Everything in one file, one directory, one state. You run terraform apply and your whole infrastructure goes up. You run terraform destroy and your whole infrastructure goes down.

That’s fine for a tutorial. It falls apart the moment you need a second environment.


The problem with flat Terraform

Say you want a dev environment and a prod environment. With a flat structure you have two options:

  1. Duplicate everything. Copy main.tf into dev/ and prod/, keep them in sync manually. Two codebases, double the drift, infinite the regret.

  2. Use workspaces. Terraform workspaces let you share code across environments by switching state. They work, but they’re fragile… a single terraform destroy in the wrong workspace is very bad.

Neither is good. The real answer is a different structure entirely.


Modules + envs: the pattern

Split your Terraform code into two layers:

infra/
  modules/       ← reusable infrastructure definitions
    api/
    domain/
  envs/          ← environment-specific composition
    dev/
    prod/
    dev-domain/
    prod-domain/

Modules define what infrastructure looks like. They’re parameterized, reusable, and environment-agnostic.

Envs define which infrastructure exists and how it’s configured for a specific environment. They call modules with the right variable values.

An env is just a thin composition layer:

# infra/envs/dev/main.tf
module "api" {
  source = "../../modules/api"

  project_name       = var.project_name
  environment        = "dev"
  lambda_memory_mb   = 512
  log_retention_days = 7
  ecr_image_uri      = var.ecr_image_uri
}

The prod equivalent calls the same module with different values:

# infra/envs/prod/main.tf
module "api" {
  source = "../../modules/api"

  project_name       = var.project_name
  environment        = "prod"
  lambda_memory_mb   = 1024
  log_retention_days = 90
  ecr_image_uri      = var.ecr_image_uri
}

Same module.
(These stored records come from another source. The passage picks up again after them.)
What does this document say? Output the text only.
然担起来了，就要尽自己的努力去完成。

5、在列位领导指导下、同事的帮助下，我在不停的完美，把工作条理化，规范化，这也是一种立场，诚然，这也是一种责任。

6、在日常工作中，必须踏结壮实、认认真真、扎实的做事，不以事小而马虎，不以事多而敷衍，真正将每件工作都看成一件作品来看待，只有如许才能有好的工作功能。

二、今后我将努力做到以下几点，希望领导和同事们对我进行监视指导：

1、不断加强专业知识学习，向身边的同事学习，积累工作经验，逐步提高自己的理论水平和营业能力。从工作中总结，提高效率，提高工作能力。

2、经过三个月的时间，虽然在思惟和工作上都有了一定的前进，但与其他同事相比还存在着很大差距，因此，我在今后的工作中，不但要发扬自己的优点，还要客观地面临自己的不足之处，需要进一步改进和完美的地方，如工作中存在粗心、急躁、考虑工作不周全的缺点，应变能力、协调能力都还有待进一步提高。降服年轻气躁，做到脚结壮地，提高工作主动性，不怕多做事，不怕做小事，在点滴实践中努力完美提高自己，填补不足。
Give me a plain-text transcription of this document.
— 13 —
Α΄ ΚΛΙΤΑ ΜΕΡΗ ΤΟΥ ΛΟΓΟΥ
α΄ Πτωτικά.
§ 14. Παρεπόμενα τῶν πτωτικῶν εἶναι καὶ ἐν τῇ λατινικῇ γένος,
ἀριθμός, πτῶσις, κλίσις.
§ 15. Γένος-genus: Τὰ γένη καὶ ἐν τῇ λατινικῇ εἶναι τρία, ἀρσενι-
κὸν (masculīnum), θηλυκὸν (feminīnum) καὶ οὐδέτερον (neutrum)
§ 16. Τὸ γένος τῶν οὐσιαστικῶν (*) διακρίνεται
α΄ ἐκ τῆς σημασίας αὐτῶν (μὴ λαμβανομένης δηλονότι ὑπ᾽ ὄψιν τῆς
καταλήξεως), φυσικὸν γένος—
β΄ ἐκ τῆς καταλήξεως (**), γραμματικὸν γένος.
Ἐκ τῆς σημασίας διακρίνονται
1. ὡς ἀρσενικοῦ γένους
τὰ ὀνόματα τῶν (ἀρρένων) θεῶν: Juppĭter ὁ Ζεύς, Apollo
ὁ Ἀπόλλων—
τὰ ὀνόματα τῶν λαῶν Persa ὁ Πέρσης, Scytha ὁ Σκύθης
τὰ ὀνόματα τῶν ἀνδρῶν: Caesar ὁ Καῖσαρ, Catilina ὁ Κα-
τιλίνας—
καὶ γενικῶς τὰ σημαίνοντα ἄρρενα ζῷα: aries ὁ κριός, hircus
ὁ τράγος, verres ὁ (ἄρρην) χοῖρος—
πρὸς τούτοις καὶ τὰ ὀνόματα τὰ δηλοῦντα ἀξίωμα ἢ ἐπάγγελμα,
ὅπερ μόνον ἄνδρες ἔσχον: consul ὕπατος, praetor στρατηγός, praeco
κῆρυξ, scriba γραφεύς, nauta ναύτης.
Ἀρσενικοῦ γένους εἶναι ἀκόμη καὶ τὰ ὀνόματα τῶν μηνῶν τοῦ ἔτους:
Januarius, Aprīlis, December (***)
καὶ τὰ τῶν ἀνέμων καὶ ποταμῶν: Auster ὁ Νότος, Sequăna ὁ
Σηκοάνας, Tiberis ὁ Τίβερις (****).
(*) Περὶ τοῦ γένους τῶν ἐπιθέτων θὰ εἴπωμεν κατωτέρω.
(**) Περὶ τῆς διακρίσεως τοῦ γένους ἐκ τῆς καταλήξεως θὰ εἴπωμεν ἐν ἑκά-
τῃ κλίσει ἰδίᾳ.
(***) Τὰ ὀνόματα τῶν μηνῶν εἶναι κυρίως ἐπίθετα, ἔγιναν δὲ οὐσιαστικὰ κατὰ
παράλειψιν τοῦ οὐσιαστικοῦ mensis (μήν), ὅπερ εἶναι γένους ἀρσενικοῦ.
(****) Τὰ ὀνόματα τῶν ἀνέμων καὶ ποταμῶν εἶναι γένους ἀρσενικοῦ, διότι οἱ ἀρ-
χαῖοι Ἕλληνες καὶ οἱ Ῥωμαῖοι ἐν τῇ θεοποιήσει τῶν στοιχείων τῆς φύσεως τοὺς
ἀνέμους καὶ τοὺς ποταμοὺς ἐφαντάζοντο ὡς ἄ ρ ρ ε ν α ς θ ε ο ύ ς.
Different config. No duplication.


Each env gets its own state

Every env directory has its own backend configuration pointing to a unique state key in S3:

# infra/envs/dev/backend.tf
terraform {
  backend "s3" {
    bucket = "echo-mind-tfstate"
    key    = "echo-mind/dev/terraform.tfstate"
    region = "us-east-1"
  }
}
# infra/envs/prod/backend.tf
terraform {
  backend "s3" {
    bucket = "echo-mind-tfstate"
    key    = "echo-mind/prod/terraform.tfstate"
    region = "us-east-1"
  }
}

Same S3 bucket, different keys. Each environment is completely isolated. terraform destroy in envs/dev cannot touch envs/prod. Not by convention, by design.

State locking

When two applies run against the same state file simultaneously, you get corruption. State locking prevents that, only one operation can hold the lock at a time.

The old solution was a DynamoDB table alongside your S3 bucket. It worked, but it was friction: another AWS resource to provision, another IAM permission to wire up, another thing to forget.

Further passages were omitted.